あなたの狂おしいほどの深い愛情で、もう一度恋ができました
 この日、私は一時間ほど残業をして会社をあとにした。
 いつものようにエレベーターを降りてビルを出ると、夕方に雨が降ったせいか、湿気が多くて蒸し暑い。
 日が落ちても気温は下がらずに熱帯夜だ。この暑さはいつまで続くのだろう。嫌になってくる。

「あの~、ちょっとすみません」

 駅にたどり着いたところで、見知らぬ男性に声をかけられた。

「これって、どうやってチャージしたらいいんですか?」

 男性が恥ずかしそうに私に見せたのは、鉄道のICカードだった。

「あ、あぁ……チャージ。そこの券売機のところでできますよ?」

 変な人だったらどうしようかと、気構えた私がバカみたいだ。肩の力を抜いて、笑顔で対応する。

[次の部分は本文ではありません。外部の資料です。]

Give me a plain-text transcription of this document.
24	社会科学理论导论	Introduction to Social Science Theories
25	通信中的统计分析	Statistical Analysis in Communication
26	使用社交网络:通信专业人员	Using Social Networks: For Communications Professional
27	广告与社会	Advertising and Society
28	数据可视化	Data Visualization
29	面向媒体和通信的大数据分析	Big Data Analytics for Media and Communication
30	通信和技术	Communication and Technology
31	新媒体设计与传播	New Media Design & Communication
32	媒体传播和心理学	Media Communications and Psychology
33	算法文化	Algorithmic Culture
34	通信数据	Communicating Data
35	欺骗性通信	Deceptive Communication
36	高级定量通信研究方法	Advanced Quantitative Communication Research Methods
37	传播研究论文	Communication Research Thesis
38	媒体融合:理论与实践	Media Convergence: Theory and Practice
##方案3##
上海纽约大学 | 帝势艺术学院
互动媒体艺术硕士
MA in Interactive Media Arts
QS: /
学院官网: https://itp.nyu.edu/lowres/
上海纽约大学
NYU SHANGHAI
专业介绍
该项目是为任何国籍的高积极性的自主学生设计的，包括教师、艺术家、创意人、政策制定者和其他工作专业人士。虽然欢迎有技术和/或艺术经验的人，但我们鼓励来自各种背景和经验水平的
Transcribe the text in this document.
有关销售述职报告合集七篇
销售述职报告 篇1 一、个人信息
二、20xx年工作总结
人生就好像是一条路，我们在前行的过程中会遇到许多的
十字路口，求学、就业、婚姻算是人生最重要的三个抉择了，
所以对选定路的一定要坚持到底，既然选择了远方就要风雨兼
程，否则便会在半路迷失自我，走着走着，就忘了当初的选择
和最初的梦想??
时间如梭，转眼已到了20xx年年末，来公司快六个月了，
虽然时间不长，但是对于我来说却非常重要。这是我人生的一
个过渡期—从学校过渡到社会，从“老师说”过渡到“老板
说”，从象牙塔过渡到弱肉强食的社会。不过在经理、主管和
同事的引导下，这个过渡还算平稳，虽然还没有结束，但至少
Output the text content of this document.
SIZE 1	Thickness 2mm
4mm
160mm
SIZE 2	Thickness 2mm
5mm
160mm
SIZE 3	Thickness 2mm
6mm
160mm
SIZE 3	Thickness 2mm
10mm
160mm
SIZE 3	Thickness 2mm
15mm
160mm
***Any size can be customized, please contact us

「そうなんですね。ありがとうございます。俺、愛媛の山合いの田舎から出てきて、最近こっちに住み始めたばかりなんで、こういうのが全然わかんなくて」

“愛媛”というキーワードに、思わず反応してしまいそうになった。
 愛媛は父の出身地で、祖母がまだ現役でみかん農園をやっているから、私も何年かに一度は訪れる地なのだ。